Цыганенок, по свойственному летам и породе его любопытству, а может быть по каким-либо догадкам, приставил к двери внимательное ухо, навыкшее слышать издалека, и не отходил прочь, пока не кончился разговор. Тогда он на цыпочках отошел и стал на прежнее место.

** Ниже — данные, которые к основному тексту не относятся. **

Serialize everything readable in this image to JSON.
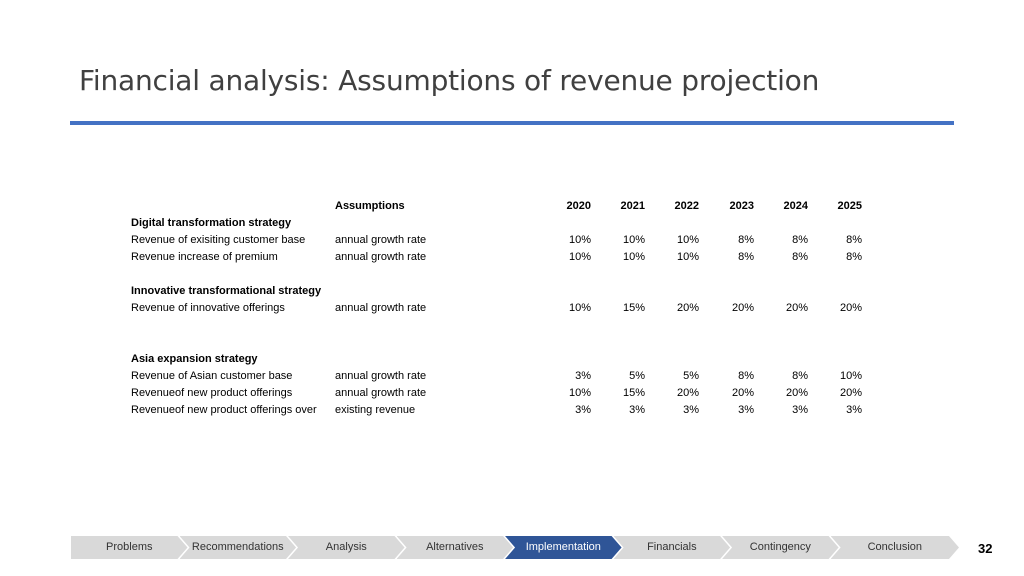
{
  "slide": {
    "title": "Financial analysis: Assumptions of revenue projection",
    "page_number": "32"
  },
  "table": {
    "header": {
      "assumptions_label": "Assumptions",
      "years": [
        "2020",
        "2021",
        "2022",
        "2023",
        "2024",
        "2025"
      ]
    },
    "sections": [
      {
        "heading": "Digital transformation strategy",
        "rows": [
          {
            "label": "Revenue of exisiting customer base",
            "assumption": "annual growth rate",
            "values": [
              "10%",
              "10%",
              "10%",
              "8%",
              "8%",
              "8%"
            ]
          },
          {
            "label": "Revenue increase of premium",
            "assumption": "annual growth rate",
            "values": [
              "10%",
              "10%",
              "10%",
              "8%",
              "8%",
              "8%"
            ]
          }
        ]
      },
      {
        "heading": "Innovative transformational strategy",
        "rows": [
          {
            "label": "Revenue of innovative offerings",
            "assumption": "annual growth rate",
            "values": [
              "10%",
              "15%",
              "20%",
              "20%",
              "20%",
              "20%"
            ]
          }
        ]
      },
      {
        "heading": "Asia expansion strategy",
        "rows": [
          {
            "label": "Revenue of Asian customer base",
            "assumption": "annual growth rate",
            "values": [
              "3%",
              "5%",
              "5%",
              "8%",
              "8%",
              "10%"
            ]
          },
          {
            "label": "Revenueof new product offerings",
            "assumption": "annual growth rate",
            "values": [
              "10%",
              "15%",
              "20%",
              "20%",
              "20%",
              "20%"
            ]
          },
          {
            "label": "Revenueof new product offerings over",
            "assumption": "existing revenue",
            "values": [
              "3%",
              "3%",
              "3%",
              "3%",
              "3%",
              "3%"
            ]
          }
        ]
      }
    ]
  },
  "nav": {
    "items": [
      "Problems",
      "Recommendations",
      "Analysis",
      "Alternatives",
      "Implementation",
      "Financials",
      "Contingency",
      "Conclusion"
    ],
    "active": "Implementation"
  },
  "colors": {
    "accent": "#4472c4",
    "nav_active": "#2f5597",
    "nav_inactive": "#d9d9d9"
  }
}
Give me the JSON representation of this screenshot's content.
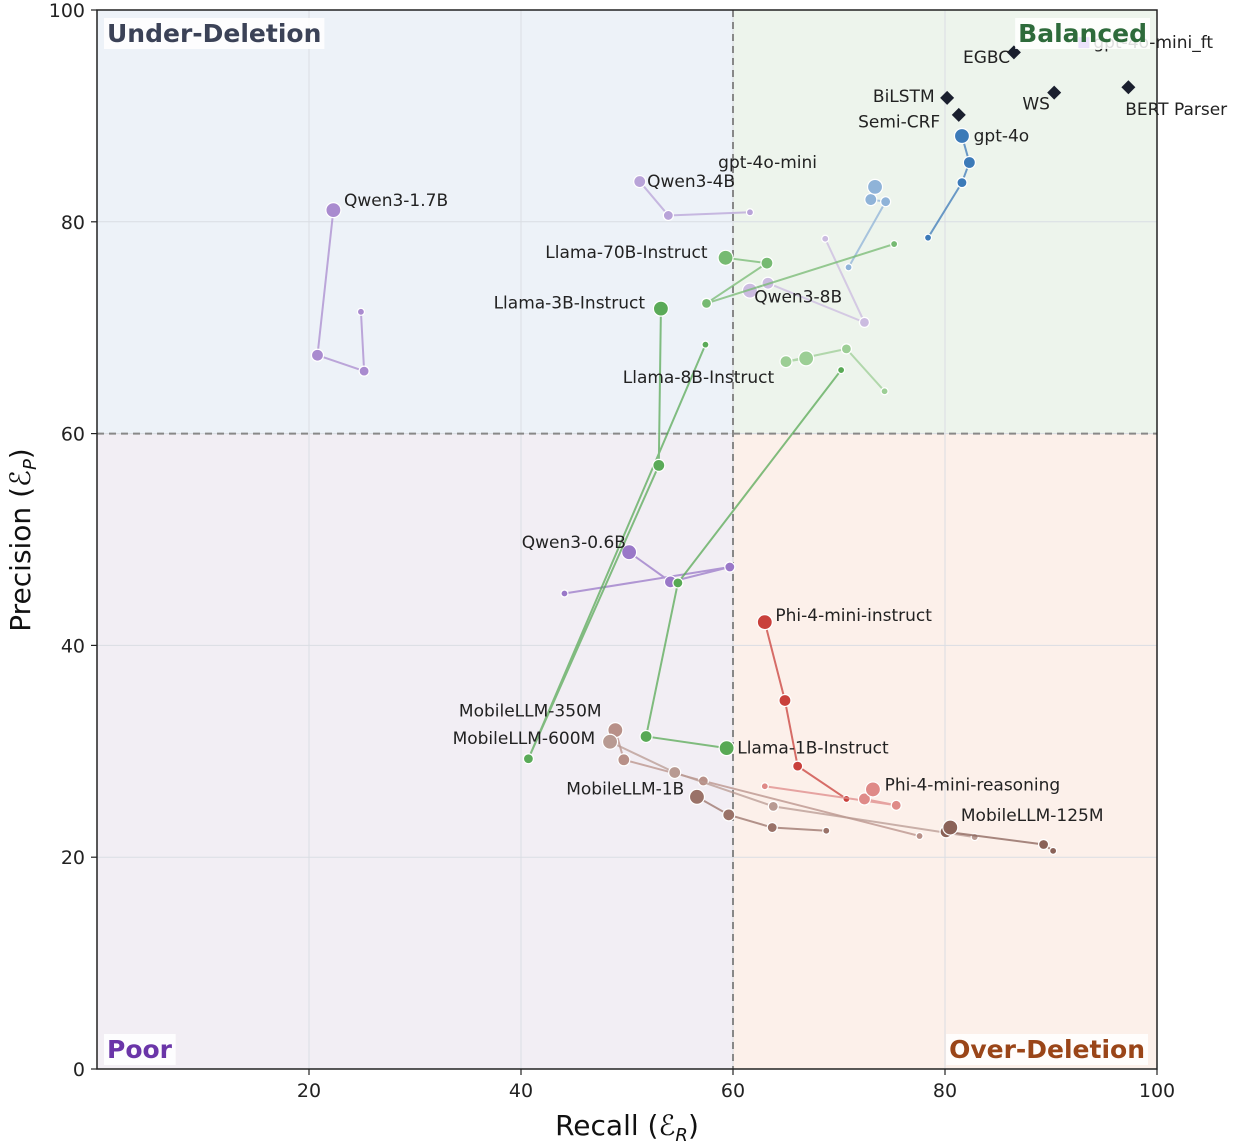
{
  "chart_data": {
    "type": "scatter",
    "title": "",
    "xlabel": "Recall (",
    "xlabel_sym": "ℰ",
    "xlabel_sub": "R",
    "ylabel": "Precision (",
    "ylabel_sym": "ℰ",
    "ylabel_sub": "P",
    "close_paren": ")",
    "xlim": [
      0,
      100
    ],
    "ylim": [
      0,
      100
    ],
    "xticks": [
      20,
      40,
      60,
      80,
      100
    ],
    "yticks": [
      0,
      20,
      40,
      60,
      80,
      100
    ],
    "grid": true,
    "threshold": {
      "x": 60,
      "y": 60
    },
    "quadrants": [
      {
        "name": "Under-Deletion",
        "position": "top-left",
        "color": "#3b4257",
        "bg": "#edf2f8"
      },
      {
        "name": "Balanced",
        "position": "top-right",
        "color": "#2e6b3b",
        "bg": "#edf4ec"
      },
      {
        "name": "Poor",
        "position": "bottom-left",
        "color": "#6a35a8",
        "bg": "#f2eef4"
      },
      {
        "name": "Over-Deletion",
        "position": "bottom-right",
        "color": "#9a4518",
        "bg": "#fcf0ea"
      }
    ],
    "baselines": [
      {
        "name": "EGBC",
        "x": 86.5,
        "y": 96.0
      },
      {
        "name": "BiLSTM",
        "x": 80.2,
        "y": 91.7
      },
      {
        "name": "Semi-CRF",
        "x": 81.3,
        "y": 90.1
      },
      {
        "name": "WS",
        "x": 90.3,
        "y": 92.2
      },
      {
        "name": "BERT Parser",
        "x": 97.3,
        "y": 92.7
      }
    ],
    "baseline_color": "#1a1f2e",
    "highlight": {
      "name": "gpt-4o-mini_ft",
      "color": "#7b3fe4"
    },
    "series": [
      {
        "name": "gpt-4o",
        "color": "#3c7ab8",
        "points": [
          {
            "x": 78.4,
            "y": 78.5
          },
          {
            "x": 81.6,
            "y": 83.7
          },
          {
            "x": 82.3,
            "y": 85.6
          },
          {
            "x": 81.6,
            "y": 88.1
          }
        ]
      },
      {
        "name": "gpt-4o-mini",
        "color": "#8fb3d8",
        "points": [
          {
            "x": 70.9,
            "y": 75.7
          },
          {
            "x": 74.4,
            "y": 81.9
          },
          {
            "x": 73.0,
            "y": 82.1
          },
          {
            "x": 73.4,
            "y": 83.3
          }
        ]
      },
      {
        "name": "Qwen3-1.7B",
        "color": "#a98bcf",
        "points": [
          {
            "x": 24.9,
            "y": 71.5
          },
          {
            "x": 25.2,
            "y": 65.9
          },
          {
            "x": 20.8,
            "y": 67.4
          },
          {
            "x": 22.3,
            "y": 81.1
          }
        ]
      },
      {
        "name": "Qwen3-4B",
        "color": "#b8a3d8",
        "points": [
          {
            "x": 61.6,
            "y": 80.9
          },
          {
            "x": 53.9,
            "y": 80.6
          },
          {
            "x": 51.2,
            "y": 83.8
          }
        ]
      },
      {
        "name": "Qwen3-8B",
        "color": "#cbbbe0",
        "points": [
          {
            "x": 68.7,
            "y": 78.4
          },
          {
            "x": 72.4,
            "y": 70.5
          },
          {
            "x": 63.3,
            "y": 74.2
          },
          {
            "x": 61.6,
            "y": 73.5
          }
        ]
      },
      {
        "name": "Qwen3-0.6B",
        "color": "#9a78c8",
        "points": [
          {
            "x": 44.1,
            "y": 44.9
          },
          {
            "x": 59.7,
            "y": 47.4
          },
          {
            "x": 54.1,
            "y": 46.0
          },
          {
            "x": 50.2,
            "y": 48.8
          }
        ]
      },
      {
        "name": "Llama-70B-Instruct",
        "color": "#76ba72",
        "points": [
          {
            "x": 75.2,
            "y": 77.9
          },
          {
            "x": 57.5,
            "y": 72.3
          },
          {
            "x": 63.2,
            "y": 76.1
          },
          {
            "x": 59.3,
            "y": 76.6
          }
        ]
      },
      {
        "name": "Llama-3B-Instruct",
        "color": "#5aaa58",
        "points": [
          {
            "x": 57.4,
            "y": 68.4
          },
          {
            "x": 40.7,
            "y": 29.3
          },
          {
            "x": 53.0,
            "y": 57.0
          },
          {
            "x": 53.2,
            "y": 71.8
          }
        ]
      },
      {
        "name": "Llama-8B-Instruct",
        "color": "#9cce95",
        "points": [
          {
            "x": 74.3,
            "y": 64.0
          },
          {
            "x": 70.7,
            "y": 68.0
          },
          {
            "x": 65.0,
            "y": 66.8
          },
          {
            "x": 66.9,
            "y": 67.1
          }
        ]
      },
      {
        "name": "Llama-1B-Instruct",
        "color": "#58a955",
        "points": [
          {
            "x": 70.2,
            "y": 66.0
          },
          {
            "x": 54.8,
            "y": 45.9
          },
          {
            "x": 51.8,
            "y": 31.4
          },
          {
            "x": 59.4,
            "y": 30.3
          }
        ]
      },
      {
        "name": "Phi-4-mini-instruct",
        "color": "#c9403b",
        "points": [
          {
            "x": 70.7,
            "y": 25.5
          },
          {
            "x": 66.1,
            "y": 28.6
          },
          {
            "x": 64.9,
            "y": 34.8
          },
          {
            "x": 63.0,
            "y": 42.2
          }
        ]
      },
      {
        "name": "Phi-4-mini-reasoning",
        "color": "#df8a88",
        "points": [
          {
            "x": 63.0,
            "y": 26.7
          },
          {
            "x": 75.4,
            "y": 24.9
          },
          {
            "x": 72.4,
            "y": 25.5
          },
          {
            "x": 73.2,
            "y": 26.4
          }
        ]
      },
      {
        "name": "MobileLLM-350M",
        "color": "#b89088",
        "points": [
          {
            "x": 77.6,
            "y": 22.0
          },
          {
            "x": 57.2,
            "y": 27.2
          },
          {
            "x": 49.7,
            "y": 29.2
          },
          {
            "x": 48.9,
            "y": 32.0
          }
        ]
      },
      {
        "name": "MobileLLM-600M",
        "color": "#b89a92",
        "points": [
          {
            "x": 82.8,
            "y": 21.9
          },
          {
            "x": 63.8,
            "y": 24.8
          },
          {
            "x": 54.5,
            "y": 28.0
          },
          {
            "x": 48.4,
            "y": 30.9
          }
        ]
      },
      {
        "name": "MobileLLM-1B",
        "color": "#9a7268",
        "points": [
          {
            "x": 68.8,
            "y": 22.5
          },
          {
            "x": 63.7,
            "y": 22.8
          },
          {
            "x": 59.6,
            "y": 24.0
          },
          {
            "x": 56.6,
            "y": 25.7
          }
        ]
      },
      {
        "name": "MobileLLM-125M",
        "color": "#8a6258",
        "points": [
          {
            "x": 90.2,
            "y": 20.6
          },
          {
            "x": 89.3,
            "y": 21.2
          },
          {
            "x": 80.1,
            "y": 22.4
          },
          {
            "x": 80.5,
            "y": 22.8
          }
        ]
      }
    ],
    "labels": [
      {
        "text": "EGBC",
        "x": 81.7,
        "y": 95.0,
        "anchor": "start"
      },
      {
        "text": "BiLSTM",
        "x": 73.2,
        "y": 91.3,
        "anchor": "start"
      },
      {
        "text": "Semi-CRF",
        "x": 71.8,
        "y": 88.9,
        "anchor": "start"
      },
      {
        "text": "WS",
        "x": 87.3,
        "y": 90.6,
        "anchor": "start"
      },
      {
        "text": "BERT Parser",
        "x": 97.0,
        "y": 90.1,
        "anchor": "start"
      },
      {
        "text": "gpt-4o-mini_ft",
        "x": 94.0,
        "y": 96.4,
        "anchor": "start"
      },
      {
        "text": "gpt-4o",
        "x": 82.7,
        "y": 87.6,
        "anchor": "start"
      },
      {
        "text": "gpt-4o-mini",
        "x": 58.6,
        "y": 85.1,
        "anchor": "start"
      },
      {
        "text": "Qwen3-1.7B",
        "x": 23.3,
        "y": 81.5,
        "anchor": "start"
      },
      {
        "text": "Qwen3-4B",
        "x": 51.9,
        "y": 83.3,
        "anchor": "start"
      },
      {
        "text": "Qwen3-8B",
        "x": 62.0,
        "y": 72.4,
        "anchor": "start"
      },
      {
        "text": "Qwen3-0.6B",
        "x": 49.9,
        "y": 49.2,
        "anchor": "end"
      },
      {
        "text": "Llama-70B-Instruct",
        "x": 57.6,
        "y": 76.6,
        "anchor": "end"
      },
      {
        "text": "Llama-3B-Instruct",
        "x": 51.7,
        "y": 71.8,
        "anchor": "end"
      },
      {
        "text": "Llama-8B-Instruct",
        "x": 49.6,
        "y": 64.8,
        "anchor": "start"
      },
      {
        "text": "Llama-1B-Instruct",
        "x": 60.4,
        "y": 29.8,
        "anchor": "start"
      },
      {
        "text": "Phi-4-mini-instruct",
        "x": 64.0,
        "y": 42.3,
        "anchor": "start"
      },
      {
        "text": "Phi-4-mini-reasoning",
        "x": 74.3,
        "y": 26.3,
        "anchor": "start"
      },
      {
        "text": "MobileLLM-350M",
        "x": 47.6,
        "y": 33.3,
        "anchor": "end"
      },
      {
        "text": "MobileLLM-600M",
        "x": 47.0,
        "y": 30.7,
        "anchor": "end"
      },
      {
        "text": "MobileLLM-1B",
        "x": 55.4,
        "y": 25.9,
        "anchor": "end"
      },
      {
        "text": "MobileLLM-125M",
        "x": 81.5,
        "y": 23.4,
        "anchor": "start"
      }
    ]
  }
}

Судья пошел к гостям своим, а жид отправился домой, отвесив снова несколько поклонов. Цыганенок выбежал за ним на улицу.
- Послушай, Гершко! ты купил меня своим подарком, и я хочу тебе отплатить по-приятельски. Там, над Эсманью, остановились обозом знакомые мне купцы; они дешево продают разные шелковые товары и другие вещи: видно, провезли их по-твоему - без пошлины. Я давно уже хотел удружить доброму человеку: благо, что ты мне первый попался.
- Спасибо, спасибо за приязнь! А как их отыскать?
- Не мудрено: они стали над яром вправе от большой дороги, под леском. Только поспеши, чтоб они всего не распродали; они для того и в город не въезжают, что хотят сбыть с рук все лишнее.
- Сегодня же, хоть и поздно, отправлюсь туда… Прощай!
Жид пошел скорыми шагами, а цыганенок лукаво покачал вслед ему головою, посмотрел во все стороны, прокрался в боковой переулок и подал знак свистом.
На свист его выказался из-за забора высокий и сухой цыган свирепого вида. "Зачем зовешь меня?" - сказал он отрывистым голосом.
- Понура! не тратя ни минуты, - на коня и скачи в табор гайдамаков; скажи там, что жид Гершко донес поветовому судье о Гаркуше и дал его приметы; что сейчас пошлется за ним погоня; скажи, что я спровадил Гершка к ним в табор за товарами; пусть сладят с ним, как знают. Оттуда опрометью ступай по следам Гаркуши и дай ему осторогу…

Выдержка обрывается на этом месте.